Google's fancy new AI video tool can be completely fooled

Image: Jose Sanchez/AP/REX/Shutterstock

Knowing the content of any piece of media on the web is kind of Google’s bread and butter. It started with search of web pages but quickly expanded to images, where its algorithms and various tools help return image search results with greater accuracy than ever before, and now the company wants to do the same with video. To that end, Google recently debuted what it calls Cloud Video Intelligence, which is a fancy way of saying it taught machines how to identify what is in a video without having to have a human watch it and manually label it.
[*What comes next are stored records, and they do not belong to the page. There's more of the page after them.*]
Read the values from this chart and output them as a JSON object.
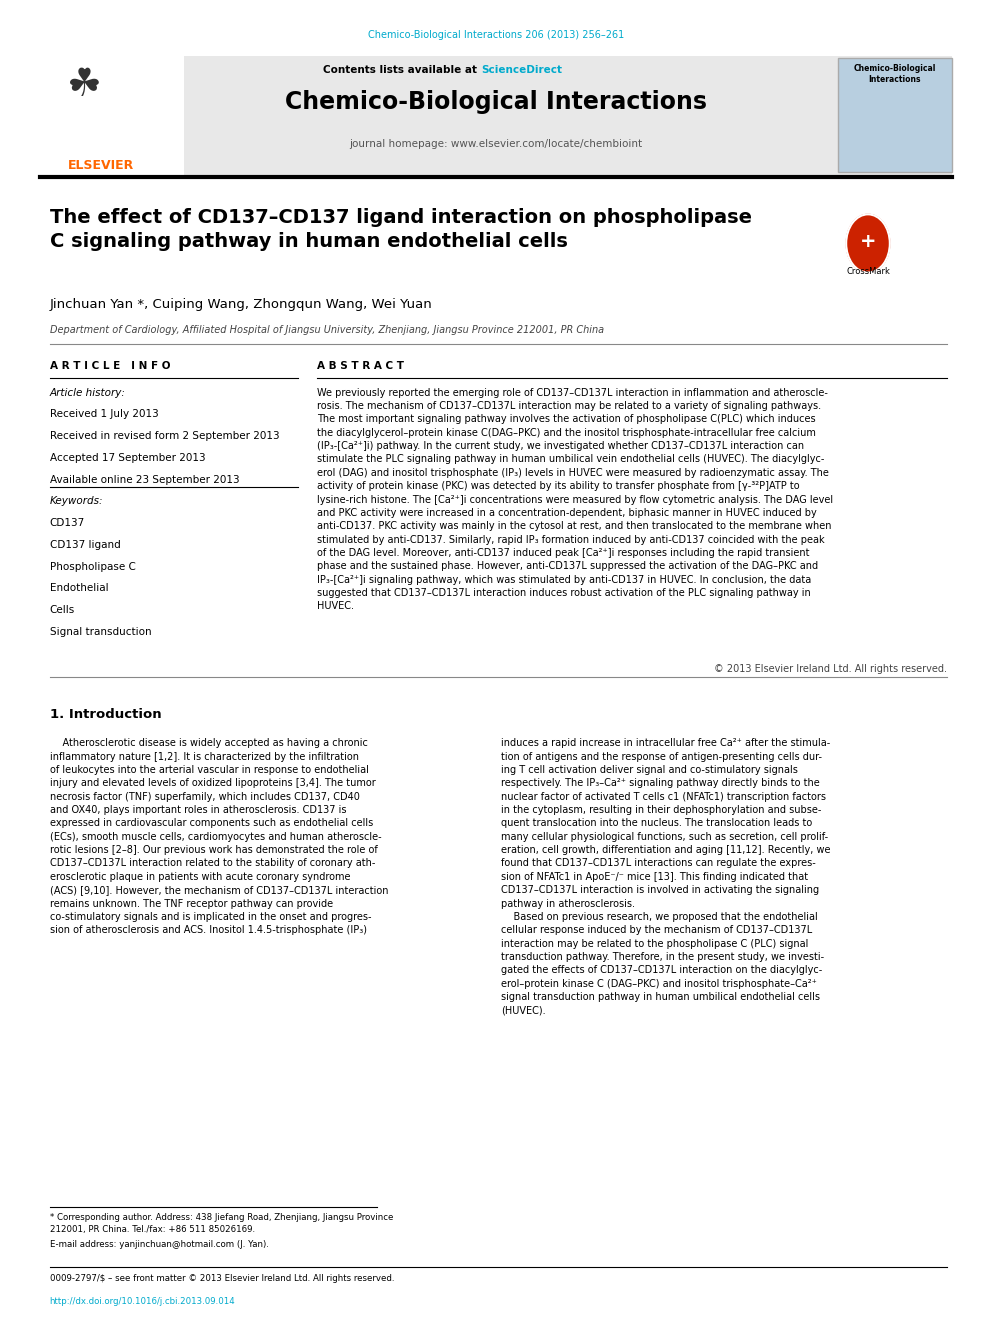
{
  "page_width": 9.92,
  "page_height": 13.23,
  "dpi": 100,
  "bg_color": "#ffffff",
  "journal_ref": "Chemico-Biological Interactions 206 (2013) 256–261",
  "journal_ref_color": "#00aacc",
  "contents_text": "Contents lists available at ",
  "sciencedirect_text": "ScienceDirect",
  "sciencedirect_color": "#00aacc",
  "journal_title": "Chemico-Biological Interactions",
  "journal_homepage": "journal homepage: www.elsevier.com/locate/chembioint",
  "header_bg": "#e8e8e8",
  "paper_title": "The effect of CD137–CD137 ligand interaction on phospholipase\nC signaling pathway in human endothelial cells",
  "authors": "Jinchuan Yan *, Cuiping Wang, Zhongqun Wang, Wei Yuan",
  "affiliation": "Department of Cardiology, Affiliated Hospital of Jiangsu University, Zhenjiang, Jiangsu Province 212001, PR China",
  "article_info_title": "A R T I C L E   I N F O",
  "article_history_title": "Article history:",
  "received1": "Received 1 July 2013",
  "received2": "Received in revised form 2 September 2013",
  "accepted": "Accepted 17 September 2013",
  "available": "Available online 23 September 2013",
  "keywords_title": "Keywords:",
  "keywords": [
    "CD137",
    "CD137 ligand",
    "Phospholipase C",
    "Endothelial",
    "Cells",
    "Signal transduction"
  ],
  "abstract_title": "A B S T R A C T",
  "abstract_text": "We previously reported the emerging role of CD137–CD137L interaction in inflammation and atheroscle-\nrosis. The mechanism of CD137–CD137L interaction may be related to a variety of signaling pathways.\nThe most important signaling pathway involves the activation of phospholipase C(PLC) which induces\nthe diacylglycerol–protein kinase C(DAG–PKC) and the inositol trisphosphate-intracellular free calcium\n(IP₃-[Ca²⁺]i) pathway. In the current study, we investigated whether CD137–CD137L interaction can\nstimulate the PLC signaling pathway in human umbilical vein endothelial cells (HUVEC). The diacylglyc-\nerol (DAG) and inositol trisphosphate (IP₃) levels in HUVEC were measured by radioenzymatic assay. The\nactivity of protein kinase (PKC) was detected by its ability to transfer phosphate from [γ-³²P]ATP to\nlysine-rich histone. The [Ca²⁺]i concentrations were measured by flow cytometric analysis. The DAG level\nand PKC activity were increased in a concentration-dependent, biphasic manner in HUVEC induced by\nanti-CD137. PKC activity was mainly in the cytosol at rest, and then translocated to the membrane when\nstimulated by anti-CD137. Similarly, rapid IP₃ formation induced by anti-CD137 coincided with the peak\nof the DAG level. Moreover, anti-CD137 induced peak [Ca²⁺]i responses including the rapid transient\nphase and the sustained phase. However, anti-CD137L suppressed the activation of the DAG–PKC and\nIP₃-[Ca²⁺]i signaling pathway, which was stimulated by anti-CD137 in HUVEC. In conclusion, the data\nsuggested that CD137–CD137L interaction induces robust activation of the PLC signaling pathway in\nHUVEC.",
  "copyright": "© 2013 Elsevier Ireland Ltd. All rights reserved.",
  "section1_title": "1. Introduction",
  "intro_col1": "    Atherosclerotic disease is widely accepted as having a chronic\ninflammatory nature [1,2]. It is characterized by the infiltration\nof leukocytes into the arterial vascular in response to endothelial\ninjury and elevated levels of oxidized lipoproteins [3,4]. The tumor\nnecrosis factor (TNF) superfamily, which includes CD137, CD40\nand OX40, plays important roles in atherosclerosis. CD137 is\nexpressed in cardiovascular components such as endothelial cells\n(ECs), smooth muscle cells, cardiomyocytes and human atheroscle-\nrotic lesions [2–8]. Our previous work has demonstrated the role of\nCD137–CD137L interaction related to the stability of coronary ath-\nerosclerotic plaque in patients with acute coronary syndrome\n(ACS) [9,10]. However, the mechanism of CD137–CD137L interaction\nremains unknown. The TNF receptor pathway can provide\nco-stimulatory signals and is implicated in the onset and progres-\nsion of atherosclerosis and ACS. Inositol 1.4.5-trisphosphate (IP₃)",
  "intro_col2": "induces a rapid increase in intracellular free Ca²⁺ after the stimula-\ntion of antigens and the response of antigen-presenting cells dur-\ning T cell activation deliver signal and co-stimulatory signals\nrespectively. The IP₃–Ca²⁺ signaling pathway directly binds to the\nnuclear factor of activated T cells c1 (NFATc1) transcription factors\nin the cytoplasm, resulting in their dephosphorylation and subse-\nquent translocation into the nucleus. The translocation leads to\nmany cellular physiological functions, such as secretion, cell prolif-\neration, cell growth, differentiation and aging [11,12]. Recently, we\nfound that CD137–CD137L interactions can regulate the expres-\nsion of NFATc1 in ApoE⁻/⁻ mice [13]. This finding indicated that\nCD137–CD137L interaction is involved in activating the signaling\npathway in atherosclerosis.\n    Based on previous research, we proposed that the endothelial\ncellular response induced by the mechanism of CD137–CD137L\ninteraction may be related to the phospholipase C (PLC) signal\ntransduction pathway. Therefore, in the present study, we investi-\ngated the effects of CD137–CD137L interaction on the diacylglyc-\nerol–protein kinase C (DAG–PKC) and inositol trisphosphate–Ca²⁺\nsignal transduction pathway in human umbilical endothelial cells\n(HUVEC).",
  "footnote1": "* Corresponding author. Address: 438 Jiefang Road, Zhenjiang, Jiangsu Province\n212001, PR China. Tel./fax: +86 511 85026169.",
  "footnote2": "E-mail address: yanjinchuan@hotmail.com (J. Yan).",
  "footnote3": "0009-2797/$ – see front matter © 2013 Elsevier Ireland Ltd. All rights reserved.",
  "footnote4_text": "http://dx.doi.org/10.1016/j.cbi.2013.09.014",
  "footnote4_color": "#00aacc",
  "elsevier_color": "#FF6600",
  "separator_color": "#000000",
  "text_color": "#000000"
}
There’s just one problem: It’s ridiculously easy to break.

A team of researchers from University of Washington have demonstrated beyond a shadow of a doubt that Google’s fancy content detection system is so sensitive that it can be duped into thinking a video is about one thing, when it’s really about something entirely different. After digging into how the API works, the group realized that by inserting single-frame images of a specific object at regular intervals, the system can be fooled.

To prove their point, the researchers took a video of a tiger playing in a zoo and ran it through Google’s fancy tool. It produced results for Animal, Wildlife, Zoo, Nature, and Tourism, which are all perfectly handy labels and appropriately describe what’s going on. Then, they inserted a single frame image of an Audi wagon at intervals of one out of every fifty frames.
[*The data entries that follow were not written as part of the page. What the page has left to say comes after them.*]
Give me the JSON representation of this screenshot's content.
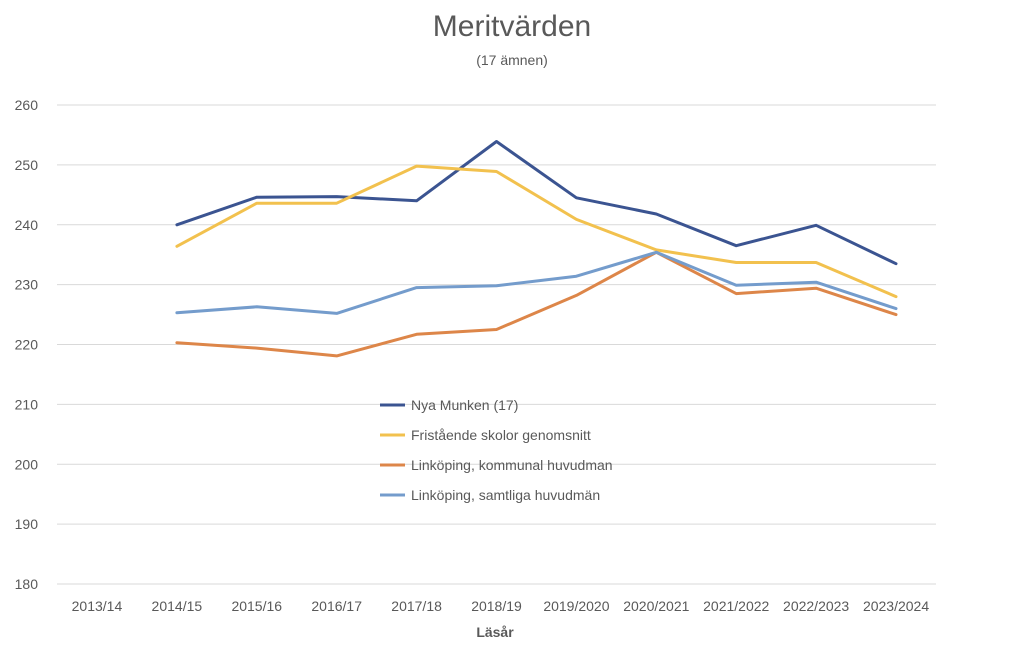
{
  "chart_data": {
    "type": "line",
    "title": "Meritvärden",
    "subtitle": "(17 ämnen)",
    "xlabel": "Läsår",
    "ylabel": "",
    "ylim": [
      180,
      260
    ],
    "yticks": [
      180,
      190,
      200,
      210,
      220,
      230,
      240,
      250,
      260
    ],
    "grid": true,
    "legend_position": "center",
    "categories": [
      "2013/14",
      "2014/15",
      "2015/16",
      "2016/17",
      "2017/18",
      "2018/19",
      "2019/2020",
      "2020/2021",
      "2021/2022",
      "2022/2023",
      "2023/2024"
    ],
    "series": [
      {
        "name": "Nya Munken (17)",
        "color": "#3b5491",
        "values": [
          null,
          240.0,
          244.6,
          244.7,
          244.0,
          253.9,
          244.5,
          241.8,
          236.5,
          239.9,
          233.5
        ]
      },
      {
        "name": "Fristående skolor genomsnitt",
        "color": "#f2c14e",
        "values": [
          null,
          236.4,
          243.6,
          243.6,
          249.8,
          248.9,
          240.9,
          235.8,
          233.7,
          233.7,
          228.0
        ]
      },
      {
        "name": "Linköping, kommunal huvudman",
        "color": "#dd8649",
        "values": [
          null,
          220.3,
          219.4,
          218.1,
          221.7,
          222.5,
          228.2,
          235.4,
          228.5,
          229.4,
          225.0
        ]
      },
      {
        "name": "Linköping, samtliga huvudmän",
        "color": "#749ccc",
        "values": [
          null,
          225.3,
          226.3,
          225.2,
          229.5,
          229.8,
          231.4,
          235.4,
          229.9,
          230.4,
          226.0
        ]
      }
    ]
  }
}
When the modified video was sent back through the tool, the results looked much different, with labels for Audi, Vehicle, Car, Motor Vehicle, and Audi A4. There wasn’t a single mention of anything animal related, despite the fact that just 1/50th of the video had images of the car, and the rest was a tiger chilling out in a pool.

Google’s tool is still in its relatively early stages, and is currently in private beta. However, is problems such as this persist it could seriously limit the usefulness of the software in accurately detecting and labeling content.